By Tessa Raebeck
In the first review of the entire proposed budget for the 2015-16 school year, Sag Harbor School District officials unveiled over $37.4 million in spending, the bulk of which will go to employee benefits and salaries.
While some numbers have yet to be disclosed, School Business Administrator Jennifer Buscemi made projections for several budget lines, including state aid and taxable assessed values for properties in the Towns of Southampton and East Hampton, based on last year’s figures.
Ms. Buscemi projected $1.7 million in state aid, although “this number is subject to change” as Governor Andrew Cuomo has still not released the final state aid numbers to districts, she said. That number represents an increase of 3.85 percent, or $63,027, from the 2014-15 budget.
The budget’s largest proposed increase is in instruction, in part due to a new in-house special education program “that’s going to allow a lot of our students coming in to stay in the district and receive services in the district,” Ms. Buscemi said. But those increases are expected to be offset savings in things like transportation and tuition fees. Total Instruction, which accounts for 57 percent of all expenses, is projected to increase by 3.14 percent, or $641,128 from this year’s budget, for a projected total of $21.06 million.
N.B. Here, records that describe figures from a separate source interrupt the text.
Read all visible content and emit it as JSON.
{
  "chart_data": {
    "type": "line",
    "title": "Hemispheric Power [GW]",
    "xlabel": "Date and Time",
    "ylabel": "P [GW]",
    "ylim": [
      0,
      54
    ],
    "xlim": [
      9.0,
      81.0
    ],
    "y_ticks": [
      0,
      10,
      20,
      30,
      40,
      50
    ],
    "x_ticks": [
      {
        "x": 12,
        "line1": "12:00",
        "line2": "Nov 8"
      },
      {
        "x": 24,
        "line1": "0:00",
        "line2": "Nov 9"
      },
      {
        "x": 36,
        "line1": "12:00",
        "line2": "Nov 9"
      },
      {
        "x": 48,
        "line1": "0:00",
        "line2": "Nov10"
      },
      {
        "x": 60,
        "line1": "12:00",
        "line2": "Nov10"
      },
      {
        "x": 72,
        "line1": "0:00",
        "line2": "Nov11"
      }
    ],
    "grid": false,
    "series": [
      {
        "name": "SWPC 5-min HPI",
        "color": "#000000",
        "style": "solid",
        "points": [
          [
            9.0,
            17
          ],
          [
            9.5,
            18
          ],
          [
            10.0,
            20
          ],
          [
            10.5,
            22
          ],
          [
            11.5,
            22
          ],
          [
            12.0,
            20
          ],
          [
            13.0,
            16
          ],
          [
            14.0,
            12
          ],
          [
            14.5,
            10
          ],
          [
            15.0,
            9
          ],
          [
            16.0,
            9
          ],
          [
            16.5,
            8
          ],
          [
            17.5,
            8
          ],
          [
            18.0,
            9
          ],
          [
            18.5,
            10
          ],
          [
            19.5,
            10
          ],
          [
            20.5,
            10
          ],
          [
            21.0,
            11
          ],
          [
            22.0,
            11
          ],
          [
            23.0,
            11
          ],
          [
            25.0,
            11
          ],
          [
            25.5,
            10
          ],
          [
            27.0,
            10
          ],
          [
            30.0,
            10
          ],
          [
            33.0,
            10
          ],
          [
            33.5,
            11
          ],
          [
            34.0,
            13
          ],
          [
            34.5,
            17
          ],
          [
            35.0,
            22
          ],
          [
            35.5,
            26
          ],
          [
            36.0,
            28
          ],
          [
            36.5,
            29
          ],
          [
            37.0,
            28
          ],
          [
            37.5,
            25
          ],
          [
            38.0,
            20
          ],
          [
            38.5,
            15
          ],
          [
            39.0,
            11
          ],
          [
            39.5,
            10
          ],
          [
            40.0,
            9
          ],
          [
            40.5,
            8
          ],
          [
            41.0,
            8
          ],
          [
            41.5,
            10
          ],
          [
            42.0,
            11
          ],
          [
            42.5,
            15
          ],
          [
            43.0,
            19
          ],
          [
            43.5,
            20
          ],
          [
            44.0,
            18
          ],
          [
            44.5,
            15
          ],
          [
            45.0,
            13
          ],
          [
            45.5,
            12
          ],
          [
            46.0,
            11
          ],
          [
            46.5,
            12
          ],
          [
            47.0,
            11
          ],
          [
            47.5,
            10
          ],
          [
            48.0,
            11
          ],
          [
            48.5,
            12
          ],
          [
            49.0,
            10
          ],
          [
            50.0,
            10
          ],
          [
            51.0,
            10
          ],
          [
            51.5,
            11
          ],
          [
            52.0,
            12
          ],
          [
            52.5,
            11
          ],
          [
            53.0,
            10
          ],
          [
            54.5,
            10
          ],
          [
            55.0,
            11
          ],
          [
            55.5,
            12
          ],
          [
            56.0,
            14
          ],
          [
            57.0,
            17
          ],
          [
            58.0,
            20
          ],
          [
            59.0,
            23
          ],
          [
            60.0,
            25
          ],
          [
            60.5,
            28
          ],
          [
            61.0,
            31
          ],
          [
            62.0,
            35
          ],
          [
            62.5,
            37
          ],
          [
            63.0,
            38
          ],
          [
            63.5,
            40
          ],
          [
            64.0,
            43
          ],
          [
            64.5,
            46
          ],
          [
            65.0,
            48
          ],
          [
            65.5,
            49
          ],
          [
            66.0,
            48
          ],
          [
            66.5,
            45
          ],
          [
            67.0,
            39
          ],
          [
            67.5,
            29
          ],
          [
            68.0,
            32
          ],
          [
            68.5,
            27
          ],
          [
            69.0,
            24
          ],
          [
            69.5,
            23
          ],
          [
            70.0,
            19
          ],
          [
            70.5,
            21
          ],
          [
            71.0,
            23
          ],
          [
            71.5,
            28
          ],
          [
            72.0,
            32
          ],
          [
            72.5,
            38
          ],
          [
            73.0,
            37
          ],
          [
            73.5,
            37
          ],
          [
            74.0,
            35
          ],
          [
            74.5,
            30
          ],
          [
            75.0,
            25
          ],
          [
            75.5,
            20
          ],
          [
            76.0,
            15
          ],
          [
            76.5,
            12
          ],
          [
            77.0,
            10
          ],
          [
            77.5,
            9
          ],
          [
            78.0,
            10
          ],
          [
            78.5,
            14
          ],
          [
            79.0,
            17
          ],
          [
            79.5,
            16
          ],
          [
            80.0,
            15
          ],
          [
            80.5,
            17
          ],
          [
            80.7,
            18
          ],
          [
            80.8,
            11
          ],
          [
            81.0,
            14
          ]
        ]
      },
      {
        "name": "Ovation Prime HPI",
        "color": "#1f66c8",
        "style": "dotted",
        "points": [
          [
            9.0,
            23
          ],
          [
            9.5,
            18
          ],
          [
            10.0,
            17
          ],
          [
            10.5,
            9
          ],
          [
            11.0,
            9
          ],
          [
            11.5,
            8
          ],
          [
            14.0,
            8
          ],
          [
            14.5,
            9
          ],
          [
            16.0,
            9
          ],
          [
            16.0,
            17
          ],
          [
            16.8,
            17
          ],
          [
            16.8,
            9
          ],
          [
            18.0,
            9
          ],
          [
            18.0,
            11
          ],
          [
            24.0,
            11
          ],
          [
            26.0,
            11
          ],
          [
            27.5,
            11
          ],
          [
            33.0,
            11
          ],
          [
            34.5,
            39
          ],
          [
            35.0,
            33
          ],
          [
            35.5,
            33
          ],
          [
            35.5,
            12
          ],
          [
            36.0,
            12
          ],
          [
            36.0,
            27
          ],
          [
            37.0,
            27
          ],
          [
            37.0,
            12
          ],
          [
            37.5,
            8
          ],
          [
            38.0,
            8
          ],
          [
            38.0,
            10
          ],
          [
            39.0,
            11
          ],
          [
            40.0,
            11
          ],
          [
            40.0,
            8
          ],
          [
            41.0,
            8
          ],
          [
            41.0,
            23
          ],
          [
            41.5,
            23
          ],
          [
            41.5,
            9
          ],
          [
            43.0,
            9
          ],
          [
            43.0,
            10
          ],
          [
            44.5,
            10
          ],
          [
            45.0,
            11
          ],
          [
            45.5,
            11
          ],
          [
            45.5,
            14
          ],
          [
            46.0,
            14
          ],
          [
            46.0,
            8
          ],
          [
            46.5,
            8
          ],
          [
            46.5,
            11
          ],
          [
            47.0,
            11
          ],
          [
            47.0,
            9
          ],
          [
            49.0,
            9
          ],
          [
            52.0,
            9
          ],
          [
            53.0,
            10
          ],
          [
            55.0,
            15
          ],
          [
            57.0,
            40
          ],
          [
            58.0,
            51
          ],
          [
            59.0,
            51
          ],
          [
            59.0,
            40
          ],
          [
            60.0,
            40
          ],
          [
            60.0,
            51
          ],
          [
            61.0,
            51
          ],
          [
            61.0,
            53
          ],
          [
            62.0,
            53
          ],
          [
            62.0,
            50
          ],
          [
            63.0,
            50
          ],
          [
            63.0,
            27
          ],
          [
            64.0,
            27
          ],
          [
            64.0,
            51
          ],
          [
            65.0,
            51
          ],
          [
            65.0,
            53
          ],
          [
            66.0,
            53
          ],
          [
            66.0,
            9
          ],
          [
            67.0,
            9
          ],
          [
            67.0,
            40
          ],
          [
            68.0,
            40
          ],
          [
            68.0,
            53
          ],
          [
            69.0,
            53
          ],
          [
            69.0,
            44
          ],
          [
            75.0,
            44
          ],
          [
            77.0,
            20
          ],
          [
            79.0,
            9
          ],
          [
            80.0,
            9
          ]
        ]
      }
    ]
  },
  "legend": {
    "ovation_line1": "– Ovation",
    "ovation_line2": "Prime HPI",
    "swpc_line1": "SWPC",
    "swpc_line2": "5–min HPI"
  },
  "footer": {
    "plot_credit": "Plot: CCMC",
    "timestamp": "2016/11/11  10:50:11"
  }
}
While instruction costs, which includes appropriations for all regular instruction at both the Sag Harbor Elementary School and Pierson Middle/High School, as well as expenditures for special education programs, extracurricular activities and athletics, is increasing, employee benefits are expected to decrease.
“We did receive an increase to our health insurance lines,” Ms. Buscemi said, “but [with the] decrease in our pension costs, we were able to show a decline for next year…that’s probably the first time in many, many years where you see a decline in employee benefits.”
Employee benefits, which represent almost a quarter of the entire budget, are expected to decline by 1.56 percent.
Salaries and benefits, largely contractual costs, together make up nearly 80 percent of the total budget.
Tuition revenues are expected to decrease by $147,000, because children who have been coming to the district from the Springs School District will now be going to East Hampton after a new agreement was made between those districts. Sag Harbor collected $550,000 in out-of-district tuition and transportation costs in 2014-15, and expects that revenue to decrease to $430,000 next year.
Ms. Buscemi again proposed that the district purchase a new bus. It would ease transportation scheduling and ultimately show cost savings, she said. Contracting out one bus run costs about $50,000 for the year, Ms. Buscemi said, “So it makes sense for us to go out and purchase a new bus” because the cost of $102,000 could be made up in just two years.
“We’re just under the cap right now at 2.65” percent, Ms. Buscemi said of the state-mandated tax cap on how much the property tax levy can increase year to year, “but in order to close our budget gap, we did need to use some of our reserve funds.”
As projected, the tax levy limit for Sag Harbor is above $34.1 million, or 2.68 percent. The percentage is not the same as the increase to an individual property owner’s tax rate. The tax levy is determined by the budget minus revenues and other funding sources, such as state aid. The tax rate, on the other hand, “is based not only on the levy, but also on the assessed value of your home,” Ms. Buscemi explained.
For the first time since the 2010-11 school year, the taxable assessed values for both the Town of Southampton and the Town of East Hampton increased from the prior year. Although the school district’s voters approved a budget last year that allowed for a tax levy increase of 1.48 percent, the tax rate per $1,000 of assessed value actually decreased by 0.56 to 0.63 percent, depending on home value and town, because of the growth in taxable assessed value.
“Just because the tax levy is increasing, that doesn’t necessarily mean that your tax rate is going to increase,” added Ms. Buscemi. “If the current year’s assessed value goes up these increases are going to decline and vice versa.”
The 2015-16 projected tax levy is about $34.1 million, which represents a tax levy increase of 2.65 percent and a projected tax rate increase of 2.5 percent.
That projected tax rate increase of 2.5 percent would translate to an increase of $130.26 for a home in Southampton valued at $1 million and $130.40 for a home of the same value in East Hampton, based on the 2014-15 assessed values.
A second review of the entire budget will be held on Tuesday, April 14, at 6:45 p.m. in the library of Pierson Middle/High School, located at 201 Jermain Street in Sag Harbor. The school board plans to adopt the 2015-16 budget on April 22 and hold a public hearing on May 5. The annual budget vote and school board elections are on May 19.